Learn how to create a poster influenced by the International Typographic Style in this new typography course.
- Shares traits with: Modernism, Mid-Century Modern (see above), Seventies (see below)
The Seventies have struggled with a poor design reputation for some time. Only recently have designers started looking to the decade for some fantastic inspiration.
Playing on the nostalgic qualities of the decade, designers are starting to use Seventies design traits to appeal to audiences who either lived through the decade or have parents who did.
The era may be remembered by some for unflattering fashion trends and dodgy wallpaper, but it also produced glamorous, iconic designs across interiors and graphic design.
Emulate the look with a warm color palette of oranges and browns, and mix photography in with vector graphics for a look that feels authentically Seventies. This flyer template plays up the nostalgic qualities of the era, mimicking the look of an old-school record sleeve.
This flyer gives a more contemporary twist to Seventies design elements, mixing a more modern layout with a grainy photo and Seventies-inspired colors.
Inspired by the Punk music scene of the late 1970s and 1980s, the Punk style is anarchic and attention-grabbing. This poster for a punk music gig displays some of the strongest features of the style, with neon colors, jumpy text baselines, and newspaper-print photography.
Graphic designers still turn to Punk for its in-your-face character. This movie poster for the recent film Filth shows how Punk has evolved to suit contemporary designs. Spot the newspaper textures, collage-style cut-outs, and off-kilter text.
If you want to grab someone’s attention and hold it, Punk is a great vintage design style to reference. This makes it the perfect choice for flyers, like the one pictured below, posters and other advertising or marketing media.
It also has connections with the Motorbike/Heavy Metal design style, which takes Punk elements and incorporates them into tattoo-inspired logos and typefaces.
- Shares traits with: Steampunk (see above), Grunge (see below), Gothic (see above)
One of the most recent of styles that can be considered ‘vintage’, Grunge, like Punk, is inspired by the music and fashion scene of the same name. Popular in the Nineties, the Grunge style is cool, angst-ridden, and laid-back. Graffiti, sombre colors and dirty textures have come to characterize the style for contemporary designers.
Grunge’s main contribution to modern graphic design is the popular grunge textures, which add a grainy, aged look to any design. To achieve the grunge look in your own designs, a grunge texture is the best and easiest way to buy into the trend. Use it across flyers, posters and photos to give your designs an instant grungy look.
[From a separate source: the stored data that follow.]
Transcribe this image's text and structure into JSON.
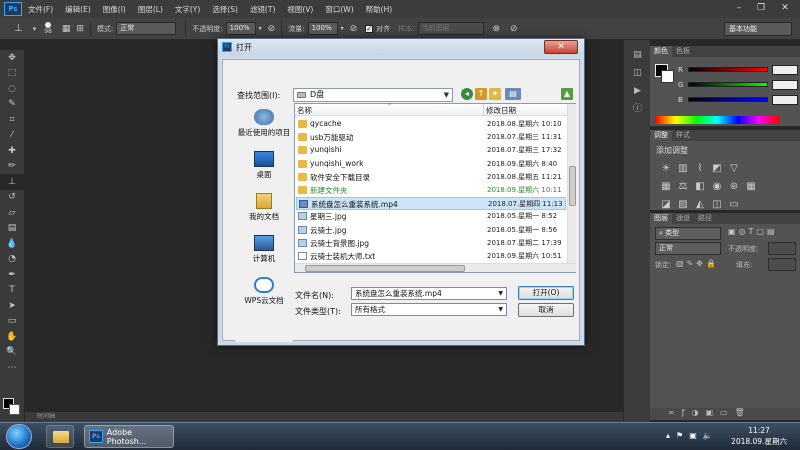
{
  "app": {
    "logo": "Ps",
    "menu": [
      "文件(F)",
      "编辑(E)",
      "图像(I)",
      "图层(L)",
      "文字(Y)",
      "选择(S)",
      "滤镜(T)",
      "视图(V)",
      "窗口(W)",
      "帮助(H)"
    ]
  },
  "options": {
    "brush_size": "98",
    "mode_label": "模式:",
    "mode_value": "正常",
    "opacity_label": "不透明度:",
    "opacity_value": "100%",
    "flow_label": "流量:",
    "flow_value": "100%",
    "align_label": "对齐",
    "sample_label": "样本:",
    "sample_value": "当前图层",
    "workspace": "基本功能"
  },
  "panels": {
    "color_tabs": [
      "颜色",
      "色板"
    ],
    "color_rows": [
      "R",
      "G",
      "B"
    ],
    "adjust_tabs": [
      "调整",
      "样式"
    ],
    "adjust_title": "添加调整",
    "layers_tabs": [
      "图层",
      "通道",
      "路径"
    ],
    "layers_kind": "类型",
    "layers_blend": "正常",
    "layers_opacity_label": "不透明度:",
    "layers_lock_label": "锁定:",
    "layers_fill_label": "填充:"
  },
  "statusbar": {
    "label": "时间轴"
  },
  "taskbar": {
    "app_label": "Adobe Photosh...",
    "time": "11:27",
    "date": "2018.09.星期六"
  },
  "dialog": {
    "title": "打开",
    "look_in_label": "查找范围(I):",
    "look_in_value": "D盘",
    "columns": {
      "name": "名称",
      "date": "修改日期"
    },
    "places": [
      "最近使用的项目",
      "桌面",
      "我的文档",
      "计算机",
      "WPS云文档"
    ],
    "files": [
      {
        "name": "qycache",
        "date": "2018.08.星期六 10:10",
        "type": "folder"
      },
      {
        "name": "usb万能驱动",
        "date": "2018.07.星期三 11:31",
        "type": "folder"
      },
      {
        "name": "yunqishi",
        "date": "2018.07.星期三 17:32",
        "type": "folder"
      },
      {
        "name": "yunqishi_work",
        "date": "2018.09.星期六 8:40",
        "type": "folder"
      },
      {
        "name": "软件安全下载目录",
        "date": "2018.08.星期五 11:21",
        "type": "folder"
      },
      {
        "name": "新建文件夹",
        "date": "2018.09.星期六 10:11",
        "type": "folder-new"
      },
      {
        "name": "系统盘怎么重装系统.mp4",
        "date": "2018.07.星期四 11:13",
        "type": "mp4"
      },
      {
        "name": "星期三.jpg",
        "date": "2018.05.星期一 8:52",
        "type": "jpg"
      },
      {
        "name": "云骑士.jpg",
        "date": "2018.05.星期一 8:56",
        "type": "jpg"
      },
      {
        "name": "云骑士背景图.jpg",
        "date": "2018.07.星期二 17:39",
        "type": "jpg"
      },
      {
        "name": "云骑士装机大师.txt",
        "date": "2018.09.星期六 10:51",
        "type": "txt"
      }
    ],
    "filename_label": "文件名(N):",
    "filename_value": "系统盘怎么重装系统.mp4",
    "filetype_label": "文件类型(T):",
    "filetype_value": "所有格式",
    "open_button": "打开(O)",
    "cancel_button": "取消"
  }
}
This flyer template picks out some of the strong stylistic traits of Grunge, such as papery textures, tinted photography and muted colors, and places them in the context of a more contemporary, grid-based layout.
Your Potted Guide to Vintage Design Styles
Here, we’ve whizzed through some of the best-known design styles that can be considered as ‘vintage’. As we touched on at the beginning of this article, we can class a style as being ‘vintage’ by looking for all or some of these three qualities—nostalgia, perception of age, and visual style.
You can see this guide as an inspiration melting pot for your own vintage designs. Whether you want to accurately emulate a particular era or simply borrow elements from one or several styles to give a modern design a slightly retro edge, this guide will hopefully have you feeling more confident about identifying and mimicking particular vintage styles.